Pendidikan yang baik, sebagaimana ditegaskan UNESCO dalam Learning: The Treasure Within, harus memampukan peserta didik untuk learning to know, learning to do, learning to live together, dan learning to berempat pilar yang menempatkan manusia sebagai pusat, bukan skor semata (Delors, 1996: 85).
Keempat pilar itu menuntut pendekatan penilaian yang mengaitkan hasil tes dengan keterampilan hidup yang nyata. Learning to know tidak berhenti pada menguasai materi ujian, tetapi melatih kemampuan menemukan, mengolah, dan mengaplikasikan informasi.
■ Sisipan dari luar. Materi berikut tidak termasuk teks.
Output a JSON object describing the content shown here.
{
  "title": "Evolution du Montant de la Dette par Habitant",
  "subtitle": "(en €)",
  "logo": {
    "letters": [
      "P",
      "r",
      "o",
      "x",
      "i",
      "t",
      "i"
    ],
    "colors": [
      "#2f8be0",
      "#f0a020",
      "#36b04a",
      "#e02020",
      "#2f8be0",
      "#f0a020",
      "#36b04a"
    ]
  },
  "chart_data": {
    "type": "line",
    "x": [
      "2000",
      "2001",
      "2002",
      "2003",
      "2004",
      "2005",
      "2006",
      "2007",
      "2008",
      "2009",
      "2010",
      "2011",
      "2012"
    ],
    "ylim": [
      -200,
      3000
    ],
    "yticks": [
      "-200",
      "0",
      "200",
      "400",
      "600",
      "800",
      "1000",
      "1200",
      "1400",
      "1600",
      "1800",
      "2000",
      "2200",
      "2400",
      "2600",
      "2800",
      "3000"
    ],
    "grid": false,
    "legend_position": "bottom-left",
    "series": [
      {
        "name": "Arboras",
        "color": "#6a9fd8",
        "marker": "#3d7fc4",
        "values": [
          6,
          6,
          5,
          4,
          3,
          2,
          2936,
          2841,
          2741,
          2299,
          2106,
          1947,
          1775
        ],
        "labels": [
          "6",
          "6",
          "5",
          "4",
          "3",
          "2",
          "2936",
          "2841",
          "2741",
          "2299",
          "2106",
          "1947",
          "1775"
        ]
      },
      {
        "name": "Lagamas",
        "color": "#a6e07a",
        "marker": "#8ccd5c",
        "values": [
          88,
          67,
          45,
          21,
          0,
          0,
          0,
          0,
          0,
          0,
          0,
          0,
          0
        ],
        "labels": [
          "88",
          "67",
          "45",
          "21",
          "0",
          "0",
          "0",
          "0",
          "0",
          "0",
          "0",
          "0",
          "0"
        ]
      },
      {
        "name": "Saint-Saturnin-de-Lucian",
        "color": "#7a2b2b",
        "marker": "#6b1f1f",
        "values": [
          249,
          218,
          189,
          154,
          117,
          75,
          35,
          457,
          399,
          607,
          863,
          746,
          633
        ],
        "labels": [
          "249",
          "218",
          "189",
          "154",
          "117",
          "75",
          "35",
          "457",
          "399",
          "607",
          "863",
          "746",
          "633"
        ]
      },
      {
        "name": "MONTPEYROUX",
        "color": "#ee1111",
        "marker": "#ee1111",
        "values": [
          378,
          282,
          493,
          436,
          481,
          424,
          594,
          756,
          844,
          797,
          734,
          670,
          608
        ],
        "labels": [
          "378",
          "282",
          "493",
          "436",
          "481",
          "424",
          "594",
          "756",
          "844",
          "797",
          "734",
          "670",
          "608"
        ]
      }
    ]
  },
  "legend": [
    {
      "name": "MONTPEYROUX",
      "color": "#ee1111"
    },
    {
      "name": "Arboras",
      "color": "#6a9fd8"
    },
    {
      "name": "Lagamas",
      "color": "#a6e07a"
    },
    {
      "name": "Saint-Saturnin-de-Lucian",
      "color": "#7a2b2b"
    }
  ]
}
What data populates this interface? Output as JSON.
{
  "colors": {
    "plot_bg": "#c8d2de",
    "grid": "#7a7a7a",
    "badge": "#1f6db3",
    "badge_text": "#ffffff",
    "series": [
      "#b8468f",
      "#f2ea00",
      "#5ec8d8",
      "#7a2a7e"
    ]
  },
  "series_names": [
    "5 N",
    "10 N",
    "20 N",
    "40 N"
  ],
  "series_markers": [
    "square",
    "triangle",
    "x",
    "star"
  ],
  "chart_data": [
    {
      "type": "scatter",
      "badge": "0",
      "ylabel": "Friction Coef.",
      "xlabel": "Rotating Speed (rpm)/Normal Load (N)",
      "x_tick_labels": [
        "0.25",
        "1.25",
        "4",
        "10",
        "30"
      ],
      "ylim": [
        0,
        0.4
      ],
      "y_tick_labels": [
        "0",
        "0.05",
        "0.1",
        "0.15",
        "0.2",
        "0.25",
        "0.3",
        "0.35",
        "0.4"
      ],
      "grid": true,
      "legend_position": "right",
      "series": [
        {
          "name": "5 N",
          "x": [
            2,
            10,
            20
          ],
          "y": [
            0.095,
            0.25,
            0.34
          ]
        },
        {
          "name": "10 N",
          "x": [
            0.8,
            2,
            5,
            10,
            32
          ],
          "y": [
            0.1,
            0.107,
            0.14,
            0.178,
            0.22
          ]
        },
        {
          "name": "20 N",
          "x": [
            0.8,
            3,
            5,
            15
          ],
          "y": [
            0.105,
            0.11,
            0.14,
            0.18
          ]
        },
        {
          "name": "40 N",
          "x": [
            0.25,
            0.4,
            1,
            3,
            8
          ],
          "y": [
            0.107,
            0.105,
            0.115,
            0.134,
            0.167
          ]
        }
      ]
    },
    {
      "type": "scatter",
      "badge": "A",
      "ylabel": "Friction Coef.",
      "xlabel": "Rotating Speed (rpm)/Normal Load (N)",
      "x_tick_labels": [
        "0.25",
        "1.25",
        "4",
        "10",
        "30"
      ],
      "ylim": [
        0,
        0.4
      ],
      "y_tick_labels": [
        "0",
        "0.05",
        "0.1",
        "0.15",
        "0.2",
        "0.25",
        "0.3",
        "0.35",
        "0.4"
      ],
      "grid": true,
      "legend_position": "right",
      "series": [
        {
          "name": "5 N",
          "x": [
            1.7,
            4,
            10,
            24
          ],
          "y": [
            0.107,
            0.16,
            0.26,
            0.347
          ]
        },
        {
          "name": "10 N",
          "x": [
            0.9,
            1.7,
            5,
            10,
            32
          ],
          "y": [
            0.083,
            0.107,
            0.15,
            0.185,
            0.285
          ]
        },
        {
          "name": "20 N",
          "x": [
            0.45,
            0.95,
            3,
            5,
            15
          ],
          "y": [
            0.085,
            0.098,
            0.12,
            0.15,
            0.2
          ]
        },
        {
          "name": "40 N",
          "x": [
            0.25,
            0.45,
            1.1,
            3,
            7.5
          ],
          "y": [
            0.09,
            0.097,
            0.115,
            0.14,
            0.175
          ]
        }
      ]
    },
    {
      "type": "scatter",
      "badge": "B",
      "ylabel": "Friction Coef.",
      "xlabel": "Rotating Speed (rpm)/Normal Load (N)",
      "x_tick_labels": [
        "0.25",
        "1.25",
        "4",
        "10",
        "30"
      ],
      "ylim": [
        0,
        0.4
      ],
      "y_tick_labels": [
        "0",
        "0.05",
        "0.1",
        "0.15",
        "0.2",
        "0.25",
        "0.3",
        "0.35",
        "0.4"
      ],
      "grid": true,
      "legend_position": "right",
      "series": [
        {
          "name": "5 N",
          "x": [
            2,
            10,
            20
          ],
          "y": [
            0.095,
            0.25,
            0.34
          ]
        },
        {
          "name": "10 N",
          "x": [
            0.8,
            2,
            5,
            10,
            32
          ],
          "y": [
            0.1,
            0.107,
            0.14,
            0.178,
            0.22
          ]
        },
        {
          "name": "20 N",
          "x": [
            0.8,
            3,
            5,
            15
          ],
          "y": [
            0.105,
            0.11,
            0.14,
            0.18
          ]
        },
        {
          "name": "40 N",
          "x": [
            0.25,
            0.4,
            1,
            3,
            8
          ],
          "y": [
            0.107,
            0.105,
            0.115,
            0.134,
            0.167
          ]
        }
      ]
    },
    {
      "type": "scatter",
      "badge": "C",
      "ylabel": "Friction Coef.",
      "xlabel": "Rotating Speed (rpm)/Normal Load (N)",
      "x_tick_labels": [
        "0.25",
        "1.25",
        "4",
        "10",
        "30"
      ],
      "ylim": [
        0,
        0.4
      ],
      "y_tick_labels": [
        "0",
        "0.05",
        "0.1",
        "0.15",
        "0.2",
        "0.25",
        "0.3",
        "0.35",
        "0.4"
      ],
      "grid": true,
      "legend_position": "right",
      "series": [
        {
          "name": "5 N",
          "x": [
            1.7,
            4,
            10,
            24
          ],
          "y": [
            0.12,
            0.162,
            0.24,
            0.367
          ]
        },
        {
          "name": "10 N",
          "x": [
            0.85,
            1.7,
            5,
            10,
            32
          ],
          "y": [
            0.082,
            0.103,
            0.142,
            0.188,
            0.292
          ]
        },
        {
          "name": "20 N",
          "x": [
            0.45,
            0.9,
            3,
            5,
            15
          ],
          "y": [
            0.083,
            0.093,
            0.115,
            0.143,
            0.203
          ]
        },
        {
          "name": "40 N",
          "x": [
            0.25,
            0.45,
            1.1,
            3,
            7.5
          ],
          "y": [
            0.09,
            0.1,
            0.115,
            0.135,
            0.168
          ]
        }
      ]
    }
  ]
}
Learning to do tidak sekadar diukur lewat hafalan prosedur, melainkan kemampuan memecahkan masalah dalam situasi kompleks. Learning to live together menuntut penilaian yang peka terhadap keterampilan sosial, empati, dan kerja sama lintas perbedaan.
Sementara learning to be menekankan pembentukan jati diri, karakter, dan integritas yang tak bisa diwakili oleh skor tunggal.
Dengan demikian, Tes Kemampuan Akademik harus menjadi instrumen yang memicu proses belajar berkelanjutan, bukan garis akhir yang mengkotak-kotakkan siswa berdasarkan peringkat. Tanpa orientasi pada keempat pilar itu, TKA hanya akan memperpanjang tradisi pendidikan yang menilai angka lebih tinggi daripada manusia yang memegang angka tersebut.
Oleh karena itu, penting bagi kita untuk menempatkan Tes Kemampuan Akademik dalam kerangka pembaruan yang sungguh-sungguh memperbaiki mutu pendidikan, bukan sekadar mengganti format ujian.
Harapan kita, jika UN telah menjadi masa lalu—dengan berbagai kelemahannya dalam memetakan pendidikan kita—semoga Tes Kemampuan Akademik tidak hanya menjadi masa depan, tetapi juga langkah nyata menuju pendidikan yang memerdekakan.